Personal information
- Born: August 29, 1995 Heróica Puebla de Zaragoza, Puebla, Mexico
- Died: September 17, 2017 (aged 22) Puebla, Mexico

Professional wrestling career
- Ring name: Rey Celestial
- Billed height: 1.56 m (5 ft 1+1⁄2 in)
- Trained by: Bisonte Cobra Dorada Pegasso Loco Max
- Debut: 2010

= Rey Celestial =

Mexican professional wrestler

Oscar Leonardo Flores Parra (August 29, 1995 – September 17, 2017), better known by his ring name Rey Celestial, was a Mexican professional wrestler best known for his time working in Lucha Libre AAA Worldwide. In 2012, he was one of the winners of their talent search show ¿Quién Pinta para la Corona? which led to him working several TV-shows for the promotion. However he spent most of his career working in the promotion Desastre Total Ultraviolento (DTU).
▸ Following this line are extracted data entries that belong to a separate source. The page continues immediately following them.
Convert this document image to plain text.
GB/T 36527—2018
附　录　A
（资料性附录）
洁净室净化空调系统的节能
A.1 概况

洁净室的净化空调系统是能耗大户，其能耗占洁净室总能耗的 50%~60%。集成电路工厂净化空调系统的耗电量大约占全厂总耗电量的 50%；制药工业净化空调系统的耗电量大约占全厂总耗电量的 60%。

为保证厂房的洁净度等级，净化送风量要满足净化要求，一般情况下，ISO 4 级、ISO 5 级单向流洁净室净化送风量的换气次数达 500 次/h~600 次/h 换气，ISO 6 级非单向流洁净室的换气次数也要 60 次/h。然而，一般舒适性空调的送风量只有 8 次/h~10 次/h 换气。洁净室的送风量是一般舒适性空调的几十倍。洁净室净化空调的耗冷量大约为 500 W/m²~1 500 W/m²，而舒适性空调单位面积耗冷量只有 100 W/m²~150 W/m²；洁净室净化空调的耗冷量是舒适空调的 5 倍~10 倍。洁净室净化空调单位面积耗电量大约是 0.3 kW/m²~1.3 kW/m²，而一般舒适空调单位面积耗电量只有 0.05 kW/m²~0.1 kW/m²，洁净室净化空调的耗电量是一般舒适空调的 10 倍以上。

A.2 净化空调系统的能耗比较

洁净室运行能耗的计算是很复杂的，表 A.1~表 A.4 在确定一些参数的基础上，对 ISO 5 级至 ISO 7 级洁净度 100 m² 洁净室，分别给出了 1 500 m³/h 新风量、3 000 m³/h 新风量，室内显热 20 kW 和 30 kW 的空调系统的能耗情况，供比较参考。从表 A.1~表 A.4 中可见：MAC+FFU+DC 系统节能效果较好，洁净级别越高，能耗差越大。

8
In 2017 he signed a contract with The Crash Lucha Libre, and worked his first show for the promotion in San Luis Potosí five days prior to his death.

On September 17, 2017, Rey Celestial was killed in a hit and run incident while out walking in his hometown of Puebla. He was survived by his wife, Consejo Mundial de Lucha Libre wrestler, La Magnífica, and their daughter. He was honored by his previous employer, Lucha Libre AAA Worldwide.